Research supports her strategies. Nationally, students of color don't engage as well with curriculum and teaching "dominated by Euro-American perspectives,” according to the National Education Association.
"Sometimes our Hmong students are so quiet in the classroom, they're often forgotten. There's a lot that's going on under the iceberg that teachers may not see,” Yang said. “But because I live in their world, I see and have been through a lot of their issues and so I understand that, for them, coming to my room, sometimes all that they need is just a place, a safe place. "
Yang tries to meet her students where they're at. She makes time for journaling and individual check-ins. She focuses on empathy for what her students are going through, while keeping expectations high.
"It's not just language learning, but it's about you as a whole person. It's about your identity and what are you going to do now that you have some of the language background to be able to speak Hmong," Yang said.
Some observers sees these kinds of efforts to connect student culture and classroom learning as key to closing the achievement gap between white students and students of color in Minnesota.
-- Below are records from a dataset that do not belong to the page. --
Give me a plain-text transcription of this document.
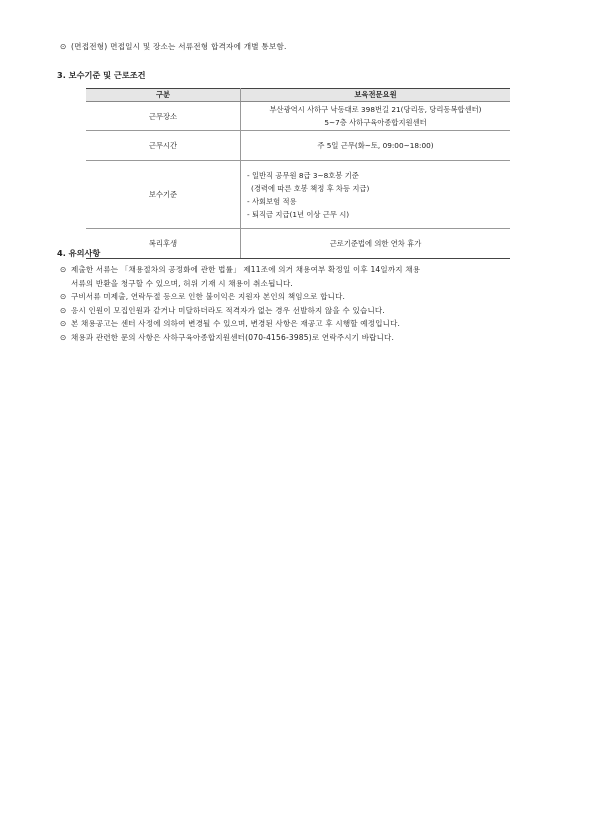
⊙ (면접전형) 면접일시 및 장소는 서류전형 합격자에 개별 통보함.
3. 보수기준 및 근로조건
구분	보육전문요원
근무장소	부산광역시 사하구 낙동대로 398번길 21(당리동, 당리동복합센터)
5~7층 사하구육아종합지원센터

근무시간	주 5일 근무(화~토, 09:00~18:00)

보수기준	- 일반직 공무원 8급 3~8호봉 기준
(경력에 따른 호봉 책정 후 차등 지급)
- 사회보험 적용
- 퇴직금 지급(1년 이상 근무 시)

복리후생	근로기준법에 의한 연차 휴가
4. 유의사항
⊙ 제출한 서류는 「채용절차의 공정화에 관한 법률」 제11조에 의거 채용여부 확정일 이후 14일까지 채용
서류의 반환을 청구할 수 있으며, 허위 기재 시 채용이 취소됩니다.
⊙ 구비서류 미제출, 연락두절 등으로 인한 불이익은 지원자 본인의 책임으로 합니다.
⊙ 응시 인원이 모집인원과 같거나 미달하더라도 적격자가 없는 경우 선발하지 않을 수 있습니다.
⊙ 본 채용공고는 센터 사정에 의하여 변경될 수 있으며, 변경된 사항은 재공고 후 시행할 예정입니다.
⊙ 채용과 관련한 문의 사항은 사하구육아종합지원센터(070-4156-3985)로 연락주시기 바랍니다.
"What if your narrative becomes centralized in our understandings of politics and history? That's the core. As opposed to being a background actor in a European narrative, which is typically what students of color become,” said Brian Lozenski, an assistant professor of urban and multicultural studies at Macalester College in St. Paul.
“Even when we do address students of color history, it's add-on,” he said. “But what if you become the central actor and other people's stories get that background shadowing?"
In Yang's classroom, her students say learning Hmong language, history and culture has helped them navigate their lives at home and at school.
Fang said she's using her understanding of her Hmong heritage to connect with her family, understand where she comes from, and use that to plan her future.
“It's crazy just knowing our experiences,” she said, “especially since not a lot of people know it."
Correction (Oct. 10, 2019): Captions with the graphics slideshow misidentified the school that Pang Yang teaches at. The article has been updated.